Few people have enough contact with Muslim people to know how that community feels, for example, about terrorist activity in Palestine and Iraq. But it is troubling, say some, that Muslim disapproval doesn’t have much of a public face across Europe.
Nor does it have much of a public face anywhere else. As I have explained here and on various radio and TV shows many times, this is because Muslim moderates do not have the Islamic texts on their side. Radical Muslims can easily charge them with being disloyal Muslims if they speak out against violence committed in the name of Islam — and point to numerous passages of the Qur’an and Sunnah to buttress their argument.
Even if Turkish membership of the EU helps to reconcile Islam and the West and acts as a bulwark against Islamic fundamentalism in the Middle East, how would we fare in a Europe where non-Muslims became a minority?
Would our churches survive as places of worship? Would the Vatican have to relocate to Mexico City, Buenos Aires or Manila in the next century? Where will our grandchildren, or their children, go to celebrate Christmas?
ACCORDING to George Weigel, biographer and friend of the Pope, Europe’s problems stem from “a crisis of civilisational morale”. In a book to be published next spring, he links Europe’s recent failure to acknowledge its Christian roots in its draft constitution and a despairing, defeatist approach to life which now characterises European life and thought.
Weigel asks why, in the aftermath of 1989, Europeans failed to condemn communism as a moral and political monstrosity. “Why was the only politically acceptable judgment on communism the rather banal observation that it “˜didn’t work?–
He also wonders why there are “disturbing currents of irrationality in contemporary European politics”.
He asks why one-in-five Germans (and one-third of those under 30) believed that the US was responsible for 9/11, while 300,000 Frenchmen and women bought a book which argued that the US military destroyed the Twin Towers using remote-controlled airliners. “Why do certain parts of Europe exhibit a curious, even bizarre, approach to death? Why did so many of the French prefer to continue their summer vacations during the European heatwave of 2003, leaving their parents unburied and warehoused in refrigerated lockers? Why is death increasingly anonymous in Germany, with no death notice in the papers, no church ceremony – as though the deceased did not exist?”

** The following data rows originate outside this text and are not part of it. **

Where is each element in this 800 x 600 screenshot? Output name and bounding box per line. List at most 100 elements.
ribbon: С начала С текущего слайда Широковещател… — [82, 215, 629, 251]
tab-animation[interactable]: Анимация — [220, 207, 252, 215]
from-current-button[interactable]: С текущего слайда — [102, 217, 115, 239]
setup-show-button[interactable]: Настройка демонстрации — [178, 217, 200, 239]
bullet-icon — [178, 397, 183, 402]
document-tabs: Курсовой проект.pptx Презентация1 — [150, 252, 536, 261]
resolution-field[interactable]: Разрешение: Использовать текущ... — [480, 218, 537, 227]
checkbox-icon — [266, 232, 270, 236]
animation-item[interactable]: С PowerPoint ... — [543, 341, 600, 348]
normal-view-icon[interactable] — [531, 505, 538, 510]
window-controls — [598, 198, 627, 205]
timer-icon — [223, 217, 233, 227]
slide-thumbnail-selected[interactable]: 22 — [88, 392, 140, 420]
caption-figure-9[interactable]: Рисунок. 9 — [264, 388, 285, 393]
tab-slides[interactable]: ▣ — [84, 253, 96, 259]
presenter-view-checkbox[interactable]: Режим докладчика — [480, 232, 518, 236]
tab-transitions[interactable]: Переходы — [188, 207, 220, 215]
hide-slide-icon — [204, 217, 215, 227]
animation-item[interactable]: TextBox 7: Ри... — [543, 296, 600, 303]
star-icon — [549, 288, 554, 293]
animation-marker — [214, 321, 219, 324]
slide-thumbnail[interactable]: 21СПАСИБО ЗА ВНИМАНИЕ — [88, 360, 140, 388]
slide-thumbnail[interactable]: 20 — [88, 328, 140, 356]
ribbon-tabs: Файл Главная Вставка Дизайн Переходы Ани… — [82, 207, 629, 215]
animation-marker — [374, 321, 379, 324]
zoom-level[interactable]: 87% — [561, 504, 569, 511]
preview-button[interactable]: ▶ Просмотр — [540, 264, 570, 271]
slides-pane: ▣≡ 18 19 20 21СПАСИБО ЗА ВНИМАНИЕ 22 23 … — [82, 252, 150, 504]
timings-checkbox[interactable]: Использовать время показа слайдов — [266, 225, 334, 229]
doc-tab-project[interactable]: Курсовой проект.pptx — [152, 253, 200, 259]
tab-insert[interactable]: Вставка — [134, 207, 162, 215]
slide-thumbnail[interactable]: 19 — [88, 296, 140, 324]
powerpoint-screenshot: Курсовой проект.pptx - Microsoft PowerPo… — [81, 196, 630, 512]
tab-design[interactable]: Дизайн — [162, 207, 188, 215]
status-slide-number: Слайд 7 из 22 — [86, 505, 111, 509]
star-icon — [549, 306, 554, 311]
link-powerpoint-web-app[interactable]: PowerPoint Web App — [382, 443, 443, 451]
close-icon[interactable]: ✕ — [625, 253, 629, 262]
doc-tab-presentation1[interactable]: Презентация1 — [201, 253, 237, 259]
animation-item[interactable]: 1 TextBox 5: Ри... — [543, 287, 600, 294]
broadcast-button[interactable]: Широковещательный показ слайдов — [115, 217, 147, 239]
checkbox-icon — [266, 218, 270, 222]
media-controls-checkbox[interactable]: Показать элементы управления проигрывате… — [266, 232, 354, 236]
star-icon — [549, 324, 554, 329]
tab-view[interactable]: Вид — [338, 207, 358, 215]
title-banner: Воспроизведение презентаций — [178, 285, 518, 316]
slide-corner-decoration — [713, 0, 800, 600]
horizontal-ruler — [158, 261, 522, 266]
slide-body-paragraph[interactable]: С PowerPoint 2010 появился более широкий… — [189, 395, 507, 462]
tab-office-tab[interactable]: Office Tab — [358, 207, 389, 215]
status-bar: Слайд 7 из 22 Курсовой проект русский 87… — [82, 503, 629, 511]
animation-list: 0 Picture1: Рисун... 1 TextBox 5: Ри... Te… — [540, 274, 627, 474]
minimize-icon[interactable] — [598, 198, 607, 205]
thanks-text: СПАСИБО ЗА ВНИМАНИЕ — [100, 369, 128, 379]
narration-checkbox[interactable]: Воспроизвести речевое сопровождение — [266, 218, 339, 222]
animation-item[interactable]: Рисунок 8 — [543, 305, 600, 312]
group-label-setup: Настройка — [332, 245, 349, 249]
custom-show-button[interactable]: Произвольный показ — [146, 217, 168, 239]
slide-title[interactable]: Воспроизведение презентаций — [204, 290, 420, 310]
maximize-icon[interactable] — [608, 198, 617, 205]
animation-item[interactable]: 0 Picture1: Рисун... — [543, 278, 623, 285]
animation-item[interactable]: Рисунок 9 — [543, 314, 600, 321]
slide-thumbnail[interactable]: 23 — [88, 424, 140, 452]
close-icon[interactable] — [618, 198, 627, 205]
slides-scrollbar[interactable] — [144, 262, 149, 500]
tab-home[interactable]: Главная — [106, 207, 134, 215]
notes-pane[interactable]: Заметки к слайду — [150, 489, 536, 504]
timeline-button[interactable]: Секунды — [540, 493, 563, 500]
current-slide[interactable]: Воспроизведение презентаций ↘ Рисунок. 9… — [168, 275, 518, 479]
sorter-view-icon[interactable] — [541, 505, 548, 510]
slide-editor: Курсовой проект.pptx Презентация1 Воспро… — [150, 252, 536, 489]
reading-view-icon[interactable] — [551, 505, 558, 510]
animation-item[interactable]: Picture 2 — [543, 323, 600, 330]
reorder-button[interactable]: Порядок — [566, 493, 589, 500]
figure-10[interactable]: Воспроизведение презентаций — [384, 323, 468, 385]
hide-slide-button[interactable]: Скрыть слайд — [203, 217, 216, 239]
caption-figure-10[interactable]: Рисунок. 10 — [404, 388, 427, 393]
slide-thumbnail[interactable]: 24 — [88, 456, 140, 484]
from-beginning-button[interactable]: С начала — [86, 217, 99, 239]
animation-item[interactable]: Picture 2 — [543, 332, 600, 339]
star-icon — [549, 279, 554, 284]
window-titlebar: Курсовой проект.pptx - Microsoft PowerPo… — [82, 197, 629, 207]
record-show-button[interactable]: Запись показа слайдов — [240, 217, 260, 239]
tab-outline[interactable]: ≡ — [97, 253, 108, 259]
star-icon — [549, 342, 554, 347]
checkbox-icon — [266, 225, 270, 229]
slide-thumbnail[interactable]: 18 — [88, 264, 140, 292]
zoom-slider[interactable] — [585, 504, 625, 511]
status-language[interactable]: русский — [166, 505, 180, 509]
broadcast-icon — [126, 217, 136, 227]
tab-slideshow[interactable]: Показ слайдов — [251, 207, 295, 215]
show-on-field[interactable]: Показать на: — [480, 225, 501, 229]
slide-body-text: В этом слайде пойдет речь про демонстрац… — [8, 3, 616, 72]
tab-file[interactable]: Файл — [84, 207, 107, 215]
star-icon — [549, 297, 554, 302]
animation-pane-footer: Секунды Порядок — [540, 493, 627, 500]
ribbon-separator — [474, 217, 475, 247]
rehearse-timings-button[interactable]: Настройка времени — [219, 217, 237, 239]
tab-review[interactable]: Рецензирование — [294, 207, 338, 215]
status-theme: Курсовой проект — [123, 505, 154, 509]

The answer, says Weigel, is that Europe has lost faith in God. And when you lose faith in God, you lose faith in humanity. Like the great Russian author Aleksandr Solzhenitsyn said in his 1983 Templeton Prize Lecture: “The failings of the human consciousness, deprived of its divine dimension, have been a determining factor in all the major crimes of this century.”
The loss of faith that has led to European depopulation and cynicism may also prevent us from integrating our Muslim brothers and sisters.
The irony of trying to build a Europe that doesn’t mention God in its constitution is that we are left with no rational basis for tolerance and respect towards others, apart from the rather thin argument that “˜tolerance is good because it works better”. Why in the absence of God should we be fruitful and multiply? Why should we postpone short-term gratification in the interests of society?
Why should we welcome immigrants?
Why, in turn, should they accept standards of freedom of religion and expression, the dignity and equality of women and the values of democracy, if they believe their values are better? Christianity offers an answer through the Pope who in his 1989 encyclical, Redemptoris Missio (The Mission of the Redeemer), argued that: “The Church proposes; it imposes nothing.”
A Christian Europe would defend tolerance as a Christian virtue – while also giving European society a sense of identity and the confidence to integrate people of different cultures and traditions.
As to whether Europe can simply get by with its secular version of tolerance, it’s hard to see how. Without the unifying vision of Christianity, what is there to live for? We Europeans are already asking that question, and our birthrates show the conclusion we have reached.